International Travel House, an associate company of ITC Ltd is one of the largest complete travel management companies in India. The company has bagged some of the travel and tourism industry’s most coveted awards and recognitions.
ITHL is pursuing the niche segment of medical tourism and travel insurance aggressively. With revival in demand, both inbound and outbound traffic showing strong growth, the company is expected to report OPM of 30 per cent and EPS of `24 for the current year. Buy at current levels for target price of `375 in medium term.
Agro Tech Foods Ltd affiliated to ConAgra Foods of USA, one of the world’s largest food companies is engaged in the business of marketing food and food ingredients.
Some of the leading brands include Sundrop, Act II, Rath, Healthy World etc. Recently the company has sold its vanaspati brand Rath to Cargill India for an undisclosed sum and intends to focus on value-added high margin products.

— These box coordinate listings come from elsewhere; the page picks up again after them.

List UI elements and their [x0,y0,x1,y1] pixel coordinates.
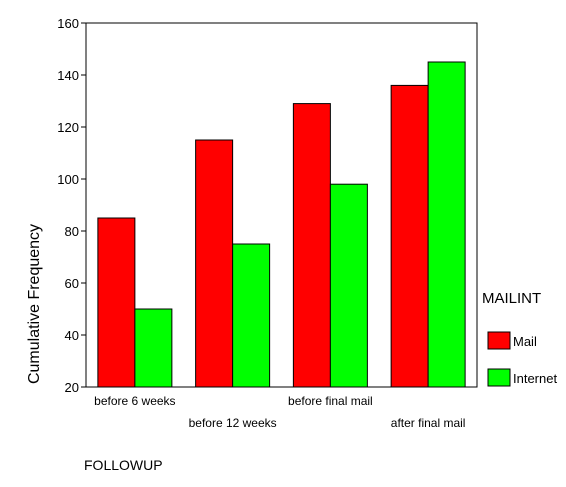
x-tick-label: after final mail [391,416,466,430]
y-axis: 20 40 60 80 100 120 140 160 [57,16,86,395]
x-tick-label: before 6 weeks [94,394,175,408]
legend-swatch-internet [487,368,511,387]
bars [97,61,466,388]
y-tick-label: 40 [65,328,79,343]
legend: MAILINT Mail Internet [482,290,557,387]
x-axis: before 6 weeks before 12 weeks before fina… [94,394,465,430]
y-tick-label: 140 [57,68,79,83]
y-tick-label: 160 [57,16,79,31]
y-axis-label: Cumulative Frequency [26,224,43,384]
y-tick-label: 60 [65,276,79,291]
bar-mail [292,103,331,388]
y-tick-label: 20 [65,380,79,395]
y-tick-label: 80 [65,224,79,239]
bar-mail [97,217,136,388]
x-tick-label: before 12 weeks [189,416,277,430]
y-tick-label: 120 [57,120,79,135]
bar-mail [195,139,234,388]
bar-internet [134,308,173,388]
legend-label-internet: Internet [513,371,557,386]
y-tick-label: 100 [57,172,79,187]
bar-internet [329,183,368,388]
legend-title: MAILINT [482,290,541,307]
bar-mail [390,84,429,388]
legend-label-mail: Mail [513,334,537,349]
x-tick-label: before final mail [288,394,373,408]
legend-items: Mail Internet [487,331,557,387]
x-axis-label: FOLLOWUP [84,457,163,473]
bar-internet [427,61,466,388]
legend-swatch-mail [487,331,511,350]
bar-internet [232,243,271,388]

Buy on declines for target price of `550 in medium term.
Many midcap and smallcap stocks have fallen anywhere between 10 per cent to 50 per cent in the recent meltdown. While some have fallen on account of links to operators, others have corrected only on ‘panic’ selling. Ahead of Q3 results, select counters like Vishnu Chemicals, Savera Inds, Arcotech and others recommended in this column look good buys at current levels. Start bottom fishing in smallcap and midcap counters.
C. Kutumba Rao is a Hyderabad-based stock market analyst. The views expressed and the recommendations made are those of the author. Readers are strongly recommended to consult their financial advisors before making any financial investments.